Afinal, do ponto de vista do ensino, qual é o problema com os professores que justifique a luta pela quebra da estabilidade deles? É importante dizer que as dificuldades que enfrentamos com alguns professores não são específicas de Los Angeles. Com as regras vigentes no código de educação da Califórnia, é praticamente impossível demitir um professor, salvo em certas razões específicas como abandono de trabalho ou agressão. E esse processo custa muito caro: 400.000 dólares, em média. Se a demissão for motivada por ineficiência do docente, o processo custará ainda mais e poderá levar anos. Se tentarmos demitir um professor que não sabe ensinar matemática, por exemplo, mesmo sendo essa a sua disciplina, os sindicatos vão apelar incessantemente até esgotarem as possibilidades.
O que o senhor quer dizer exatamente quando fala em ineficiência do professor?Quando falamos de eficiência e ineficiência de um professor precisamos considerar três fatores. Primeiro, ele deve ter conhecimento do conteúdo que irá ensinar. Segundo, ser licenciado para lecionar. Terceiro, saber como proceder para garantir o sucesso da turma, com todos os fatores que cabem nessa questão: como o professor gerencia a aula, como ele apresenta os conteúdos etc. Ineficiência é o oposto disso.
Como Los Angeles mede a eficiência ou ineficiência dos professores? Temos uma avaliação anual que mede as habilidades dos docentes: como ele dá aula, qual o desempenho dos estudantes em sala e outros pontos específicos. No caso dos professores em estágio probatório, período de treinamento que dura dezesseis meses, eles ganham estabilidade no cargo antes da segunda avaliação anual, ainda que passem por um exame final do curso de formação. Esse é um dos pontos questionados no distrito e que devemos revisar em breve.

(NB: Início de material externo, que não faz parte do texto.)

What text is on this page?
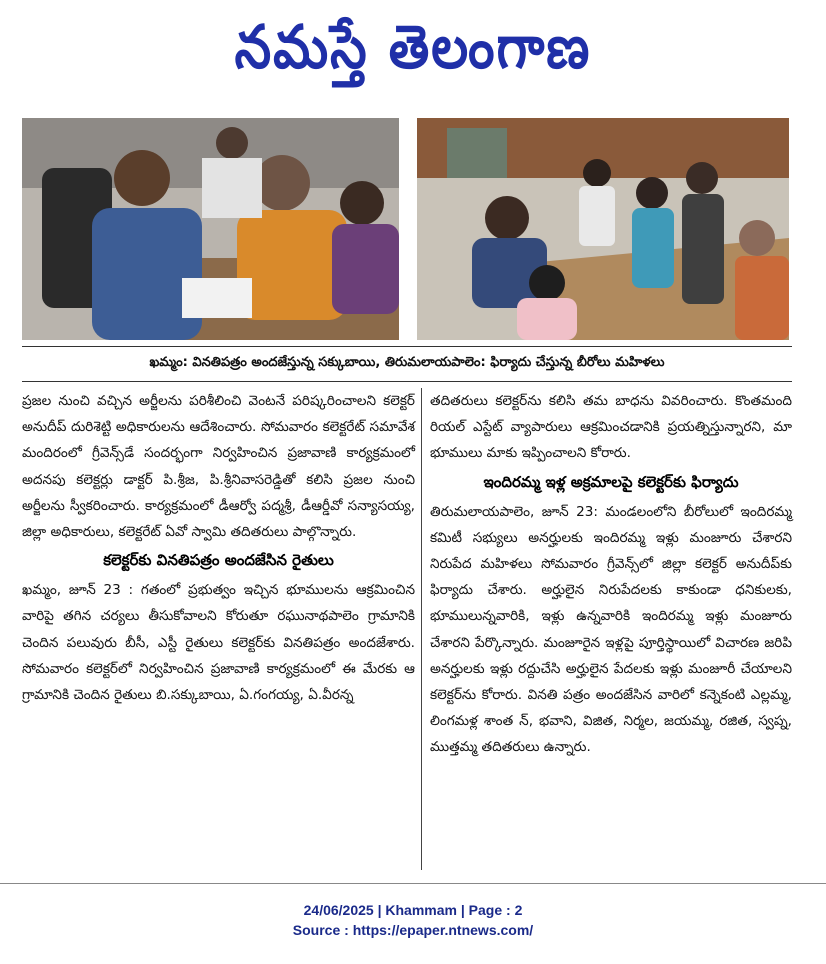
నమస్తే తెలంగాణ
ఖమ్మం: వినతిపత్రం అందజేస్తున్న సక్కుబాయి, తిరుమలాయపాలెం: ఫిర్యాదు చేస్తున్న బీరోలు మహిళలు

ప్రజల నుంచి వచ్చిన అర్జీలను పరిశీలించి వెంటనే పరిష్కరించాలని కలెక్టర్ అనుదీప్ దురిశెట్టి అధికారులను ఆదేశించారు. సోమవారం కలెక్టరేట్ సమావేశ మందిరంలో గ్రీవెన్స్‌డే సందర్భంగా నిర్వహించిన ప్రజావాణి కార్యక్రమంలో అదనపు కలెక్టర్లు డాక్టర్ పి.శ్రీజ, పి.శ్రీనివాసరెడ్డితో కలిసి ప్రజల నుంచి అర్జీలను స్వీకరించారు. కార్యక్రమంలో డీఆర్వో పద్మశ్రీ, డీఆర్డీవో సన్యాసయ్య, జిల్లా అధికారులు, కలెక్టరేట్ ఏవో స్వామి తదితరులు పాల్గొన్నారు.

కలెక్టర్‌కు వినతిపత్రం అందజేసిన రైతులు

ఖమ్మం, జూన్ 23 : గతంలో ప్రభుత్వం ఇచ్చిన భూములను ఆక్రమించిన వారిపై తగిన చర్యలు తీసుకోవాలని కోరుతూ రఘునాథపాలెం గ్రామానికి చెందిన పలువురు బీసీ, ఎస్టీ రైతులు కలెక్టర్‌కు వినతిపత్రం అందజేశారు. సోమవారం కలెక్టర్‌లో నిర్వహించిన ప్రజావాణి కార్యక్రమంలో ఈ మేరకు ఆ గ్రామానికి చెందిన రైతులు బి.సక్కుబాయి, ఏ.గంగయ్య, ఏ.వీరన్న

తదితరులు కలెక్టర్‌ను కలిసి తమ బాధను వివరించారు. కొంతమంది రియల్ ఎస్టేట్ వ్యాపారులు ఆక్రమించడానికి ప్రయత్నిస్తున్నారని, మా భూములు మాకు ఇప్పించాలని కోరారు.

ఇందిరమ్మ ఇళ్ల అక్రమాలపై కలెక్టర్‌కు ఫిర్యాదు

తిరుమలాయపాలెం, జూన్ 23: మండలంలోని బీరోలులో ఇందిరమ్మ కమిటీ సభ్యులు అనర్హులకు ఇందిరమ్మ ఇళ్లు మంజూరు చేశారని నిరుపేద మహిళలు సోమవారం గ్రీవెన్స్‌లో జిల్లా కలెక్టర్ అనుదీప్‌కు ఫిర్యాదు చేశారు. అర్హులైన నిరుపేదలకు కాకుండా ధనికులకు, భూములున్నవారికి, ఇళ్లు ఉన్నవారికి ఇందిరమ్మ ఇళ్లు మంజూరు చేశారని పేర్కొన్నారు. మంజూరైన ఇళ్లపై పూర్తిస్థాయిలో విచారణ జరిపి అనర్హులకు ఇళ్లు రద్దుచేసి అర్హులైన పేదలకు ఇళ్లు మంజూరీ చేయాలని కలెక్టర్‌ను కోరారు. వినతి పత్రం అందజేసిన వారిలో కన్నెకంటి ఎల్లమ్మ, లింగమళ్ల శాంత న్, భవాని, విజిత, నిర్మల, జయమ్మ, రజిత, స్వప్న, ముత్తమ్మ తదితరులు ఉన్నారు.

24/06/2025 | Khammam | Page : 2
Source : https://epaper.ntnews.com/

Nos últimos cinco anos, o desempenho de estudantes de Los Angeles melhorou consideravelmente em avaliações nacionais e estaduais. A que fatores o senhor atribui isso? Estou muito orgulhoso dos resultados. O desemprenho dos estudantes tem melhorado significativamente. Acredito que muito disso se deve ao fato de termos focado em metodologias de ensino, ao sistema de avaliação de professores e à ênfase na necessidade de termos bons docentes nas escolas, que inclui o desenvolvimento profissional desses funcionários. Também tem grande influência na melhora a busca por novos talentos, que fazemos em universidades que formam professores.
Que trabalho é feito para o aprimoramento dos professores? Em geral, são atividades de formação continuada. Em Los Angeles, 97,6% dos estudantes não falam inglês em casa. Em 93,4% dos casos, fala-se espanhol. Ao todo, são 92 idiomas e dialetos usados pelos estudantes das escolas públicas. Por isso, precisamos formar professores para trabalhar tanto o ensino dos conteúdos curriculares quanto o do inglês. Colocamos grande ênfase nesse tipo de trabalho e acredito que essa também é uma das razões de estarmos avançando.